# Tamp Stand



## 4085 (Nov 23, 2012)

Can anyone recommend a nice, quality tamp stand for an L1. I have one of these now

http://www.bellabarista.co.uk/accessories/tamping-stands/premium-tamping-stand.html

and have seen these

http://www.bellabarista.co.uk/accessories/tamping-stands/premium-tamping-stand.html

but I think someone on here bought one and it did not fit.


----------



## El carajillo (Mar 16, 2013)

Try Cream Supplies they do a similar one from Motta ,I have just sent for one myself.


----------



## 4085 (Nov 23, 2012)

I think on the L1, the pf has offset lugs and that causes a problem with some stands


----------



## The Systemic Kid (Nov 23, 2012)

dfk41 said:


> I think on the L1, the pf has offset lugs and that causes a problem with some stands


Certainly does as I found to my cost. The BB stand may be OK but I would get the clearance measured as the LI portafilter with spout(s) is over-size. If you're always holding the PF handle, it may be OK, but if you also want to be able to take your hand away, ie, leave the PF sitting in the basket, you'll need the ECM one BB sell. Does the job but is eyewateringly expensive.


----------



## The Systemic Kid (Nov 23, 2012)

dfk41 said:


> I think on the L1, the pf has offset lugs and that causes a problem with some stands


Certainly does as I found to my cost. The BB stand may be OK but I would get the clearance measured as the LI portafilter with spout(s) is over-size. If you're always holding the PF handle, it may be OK, but if you also want to be able to take your hand away, ie, leave the PF sitting in the basket, you'll need the ECM one BB sell. Does the job but is eyewateringly expensive.


----------



## 4085 (Nov 23, 2012)

My current one works fine, but I hoped to find something a bit 'nicer'. I have heard that someone on the L1 forum makes them


----------



## frustin (Feb 10, 2013)

what did you get in the end?


----------



## NickdeBug (Jan 18, 2015)

frustin said:


> what did you get in the end?


A Veloce


----------



## 4085 (Nov 23, 2012)

I just persevered with what I have. I use a single spout most of the time so cannot use a work surface so need some form of holder. Seeing as this is resurrected I might have a look around again at what is out there.


----------



## frustin (Feb 10, 2013)

dfk41 said:


> I just persevered with what I have. I use a single spout most of the time so cannot use a work surface so need some form of holder.
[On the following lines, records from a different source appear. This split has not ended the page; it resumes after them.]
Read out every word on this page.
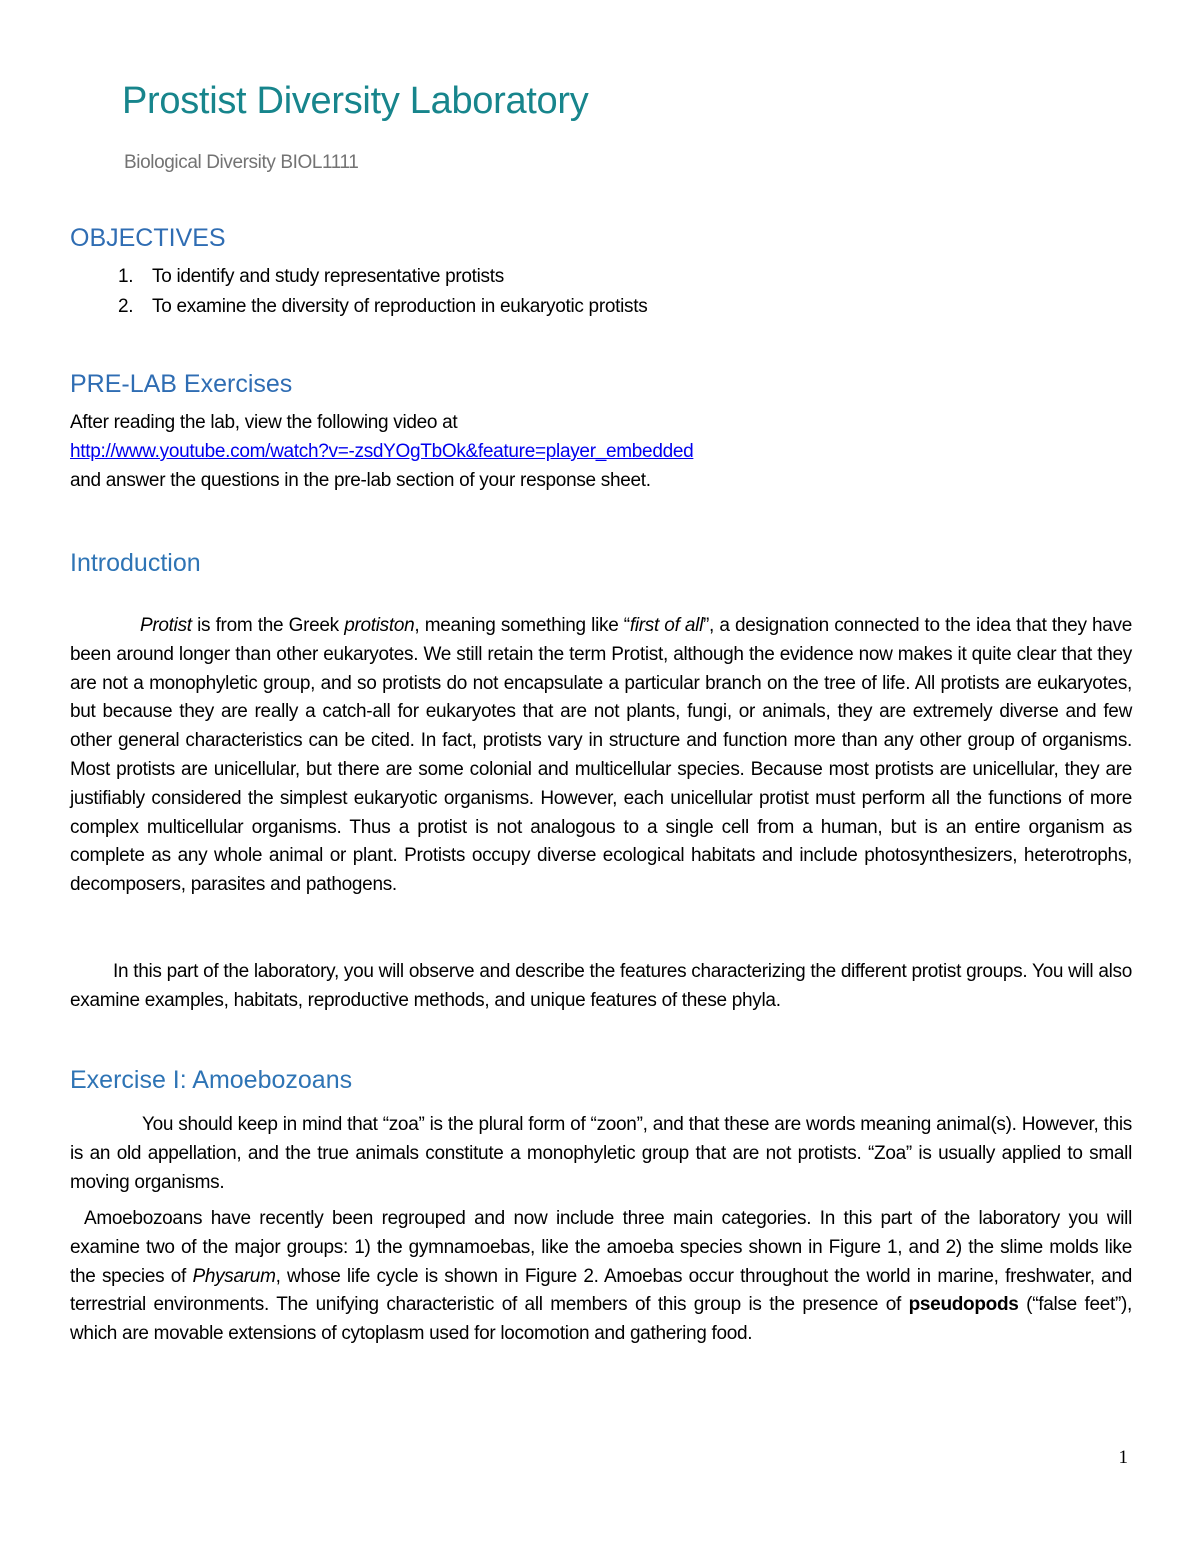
Prostist Diversity Laboratory
Biological Diversity BIOL1111
OBJECTIVES
1. To identify and study representative protists
2. To examine the diversity of reproduction in eukaryotic protists
PRE-LAB Exercises
After reading the lab, view the following video at
http://www.youtube.com/watch?v=-zsdYOgTbOk&feature=player_embedded
and answer the questions in the pre-lab section of your response sheet.
Introduction

Protist is from the Greek protiston, meaning something like “first of all”, a designation connected to the idea that they have been around longer than other eukaryotes. We still retain the term Protist, although the evidence now makes it quite clear that they are not a monophyletic group, and so protists do not encapsulate a particular branch on the tree of life. All protists are eukaryotes, but because they are really a catch-all for eukaryotes that are not plants, fungi, or animals, they are extremely diverse and few other general characteristics can be cited. In fact, protists vary in structure and function more than any other group of organisms. Most protists are unicellular, but there are some colonial and multicellular species. Because most protists are unicellular, they are justifiably considered the simplest eukaryotic organisms. However, each unicellular protist must perform all the functions of more complex multicellular organisms. Thus a protist is not analogous to a single cell from a human, but is an entire organism as complete as any whole animal or plant. Protists occupy diverse ecological habitats and include photosynthesizers, heterotrophs, decomposers, parasites and pathogens.

In this part of the laboratory, you will observe and describe the features characterizing the different protist groups. You will also examine examples, habitats, reproductive methods, and unique features of these phyla.

Exercise I: Amoebozoans

You should keep in mind that “zoa” is the plural form of “zoon”, and that these are words meaning animal(s). However, this is an old appellation, and the true animals constitute a monophyletic group that are not protists. “Zoa” is usually applied to small moving organisms.

Amoebozoans have recently been regrouped and now include three main categories. In this part of the laboratory you will examine two of the major groups: 1) the gymnamoebas, like the amoeba species shown in Figure 1, and 2) the slime molds like the species of Physarum, whose life cycle is shown in Figure 2. Amoebas occur throughout the world in marine, freshwater, and terrestrial environments. The unifying characteristic of all members of this group is the presence of pseudopods (“false feet”), which are movable extensions of cytoplasm used for locomotion and gathering food.

1
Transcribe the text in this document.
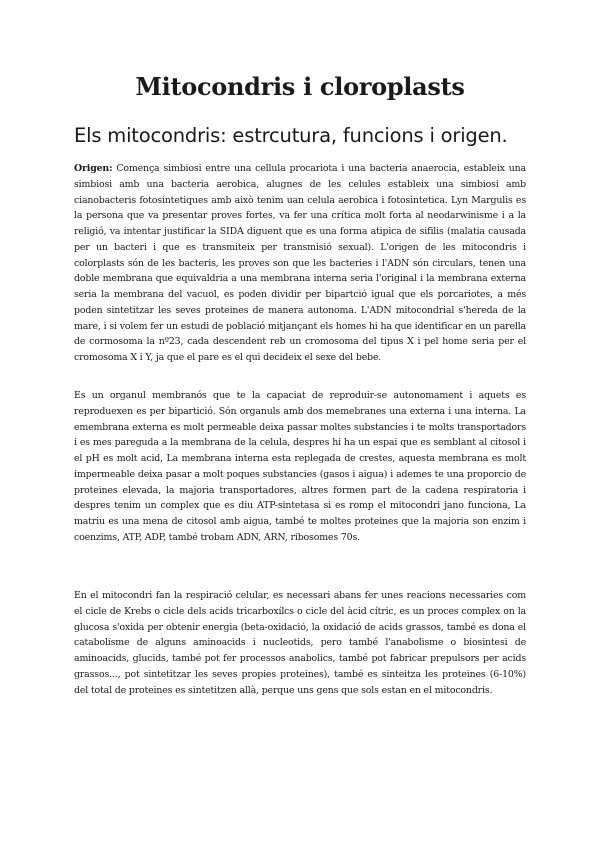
Mitocondris i cloroplasts
Els mitocondris: estrcutura, funcions i origen.

Origen: Comença simbiosi entre una cellula procariota i una bacteria anaerocia, estableix una simbiosi amb una bacteria aerobica, alugnes de les celules estableix una simbiosi amb cianobacteris fotosintetiques amb això tenim uan celula aerobica i fotosintetica. Lyn Margulis es la persona que va presentar proves fortes, va fer una crítica molt forta al neodarwinisme i a la religió, va intentar justificar la SIDA diguent que es una forma atipica de sifilis (malatia causada per un bacteri i que es transmiteix per transmisió sexual). L'origen de les mitocondris i colorplasts són de les bacteris, les proves son que les bacteries i l'ADN són circulars, tenen una doble membrana que equivaldria a una membrana interna seria l'original i la membrana externa seria la membrana del vacuol, es poden dividir per bipartció igual que els porcariotes, a més poden sintetitzar les seves proteines de manera autonoma. L'ADN mitocondrial s'hereda de la mare, i si volem fer un estudi de població mitjançant els homes hi ha que identificar en un parella de cormosoma la nº23, cada descendent reb un cromosoma del tipus X i pel home seria per el cromosoma X i Y, ja que el pare es el qui decideix el sexe del bebe.

Es un organul membranós que te la capaciat de reproduir-se autonomament i aquets es reproduexen es per bipartició. Són organuls amb dos memebranes una externa i una interna. La emembrana externa es molt permeable deixa passar moltes substancies i te molts transportadors i es mes pareguda a la membrana de la celula, despres hi ha un espai que es semblant al citosol i el pH es molt acid, La membrana interna esta replegada de crestes, aquesta membrana es molt impermeable deixa pasar a molt poques substancies (gasos i aigua) i ademes te una proporcio de proteines elevada, la majoria transportadores, altres formen part de la cadena respiratoria i despres tenim un complex que es diu ATP-sintetasa si es romp el mitocondri jano funciona, La matriu es una mena de citosol amb aigua, també te moltes proteines que la majoria son enzim i coenzims, ATP, ADP, també trobam ADN, ARN, ribosomes 70s.

En el mitocondri fan la respiració celular, es necessari abans fer unes reacions necessaries com el cicle de Krebs o cicle dels acids tricarboxílcs o cicle del àcid cítric, es un proces complex on la glucosa s'oxida per obtenir energia (beta-oxidació, la oxidació de acids grassos, també es dona el catabolisme de alguns aminoacids i nucleotids, pero també l'anabolisme o biosintesi de aminoacids, glucids, també pot fer processos anabolics, també pot fabricar prepulsors per acids grassos..., pot sintetitzar les seves propies proteines), també es sinteitza les proteines (6-10%) del total de proteines es sintetitzen allà, perque uns gens que sols estan en el mitocondris.
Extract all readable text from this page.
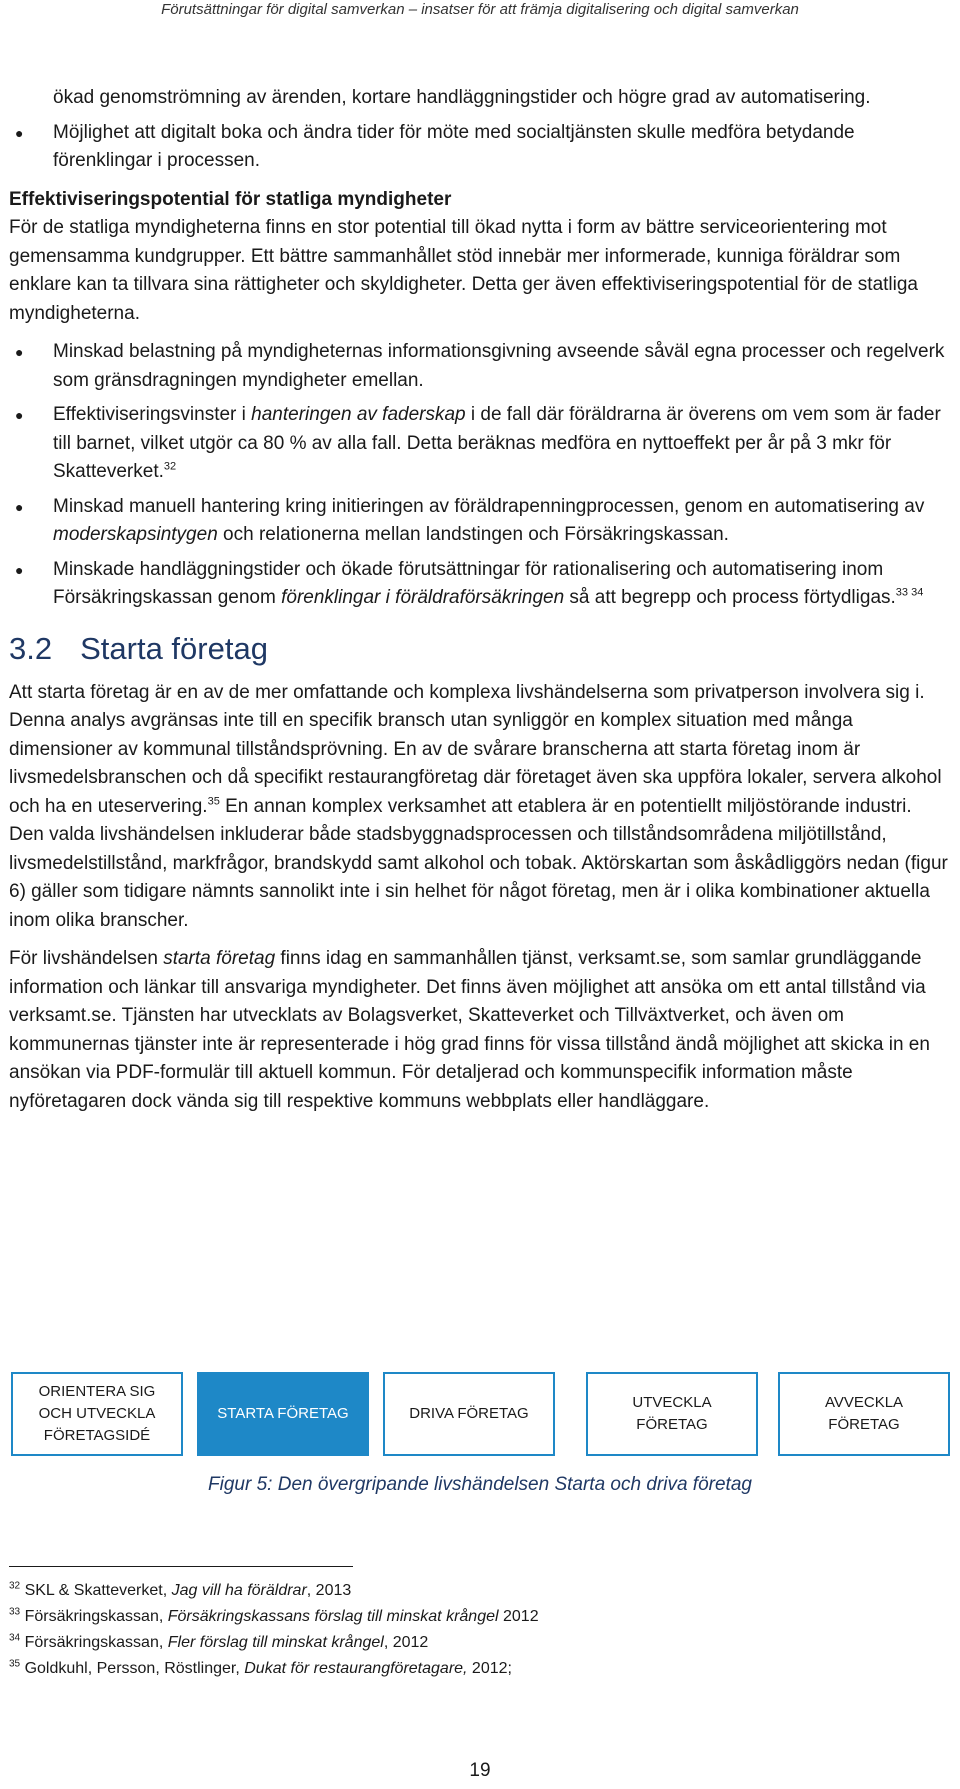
Förutsättningar för digital samverkan – insatser för att främja digitalisering och digital samverkan
ökad genomströmning av ärenden, kortare handläggningstider och högre grad av automatisering.
● Möjlighet att digitalt boka och ändra tider för möte med socialtjänsten skulle medföra betydande förenklingar i processen.

Effektiviseringspotential för statliga myndigheter

För de statliga myndigheterna finns en stor potential till ökad nytta i form av bättre serviceorientering mot gemensamma kundgrupper. Ett bättre sammanhållet stöd innebär mer informerade, kunniga föräldrar som enklare kan ta tillvara sina rättigheter och skyldigheter. Detta ger även effektiviseringspotential för de statliga myndigheterna.

● Minskad belastning på myndigheternas informationsgivning avseende såväl egna processer och regelverk som gränsdragningen myndigheter emellan.
● Effektiviseringsvinster i hanteringen av faderskap i de fall där föräldrarna är överens om vem som är fader till barnet, vilket utgör ca 80 % av alla fall. Detta beräknas medföra en nyttoeffekt per år på 3 mkr för Skatteverket.$^{32}$
● Minskad manuell hantering kring initieringen av föräldrapenningprocessen, genom en automatisering av moderskapsintygen och relationerna mellan landstingen och Försäkringskassan.
● Minskade handläggningstider och ökade förutsättningar för rationalisering och automatisering inom Försäkringskassan genom förenklingar i föräldraförsäkringen så att begrepp och process förtydligas.$^{33 34}$
3.2 Starta företag

Att starta företag är en av de mer omfattande och komplexa livshändelserna som privatperson involvera sig i. Denna analys avgränsas inte till en specifik bransch utan synliggör en komplex situation med många dimensioner av kommunal tillståndsprövning. En av de svårare branscherna att starta företag inom är livsmedelsbranschen och då specifikt restaurangföretag där företaget även ska uppföra lokaler, servera alkohol och ha en uteservering.$^{35}$ En annan komplex verksamhet att etablera är en potentiellt miljöstörande industri. Den valda livshändelsen inkluderar både stadsbyggnadsprocessen och tillståndsområdena miljötillstånd, livsmedelstillstånd, markfrågor, brandskydd samt alkohol och tobak. Aktörskartan som åskådliggörs nedan (figur 6) gäller som tidigare nämnts sannolikt inte i sin helhet för något företag, men är i olika kombinationer aktuella inom olika branscher.

För livshändelsen starta företag finns idag en sammanhållen tjänst, verksamt.se, som samlar grundläggande information och länkar till ansvariga myndigheter. Det finns även möjlighet att ansöka om ett antal tillstånd via verksamt.se. Tjänsten har utvecklats av Bolagsverket, Skatteverket och Tillväxtverket, och även om kommunernas tjänster inte är representerade i hög grad finns för vissa tillstånd ändå möjlighet att skicka in en ansökan via PDF-formulär till aktuell kommun. För detaljerad och kommunspecifik information måste nyföretagaren dock vända sig till respektive kommuns webbplats eller handläggare.

ORIENTERA SIG
OCH UTVECKLA
FÖRETAGSIDÉ
STARTA FÖRETAG	DRIVA FÖRETAG
UTVECKLA
FÖRETAG
AVVECKLA
FÖRETAG
Figur 5: Den övergripande livshändelsen Starta och driva företag
$^{32}$ SKL & Skatteverket, Jag vill ha föräldrar, 2013
$^{33}$ Försäkringskassan, Försäkringskassans förslag till minskat krångel 2012
$^{34}$ Försäkringskassan, Fler förslag till minskat krångel, 2012
$^{35}$ Goldkuhl, Persson, Röstlinger, Dukat för restaurangföretagare, 2012;
19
Seeing as this is resurrected I might have a look around again at what is out there.


I created a new thread, i was just interested in nickdebug's choice.


----------



## lespresso (Aug 29, 2008)

http://hg-one.com/product/pf-cradle-l1/


----------



## DoubleShot (Apr 23, 2014)

Bumper and Cafelat both make identical looking tamping stands


----------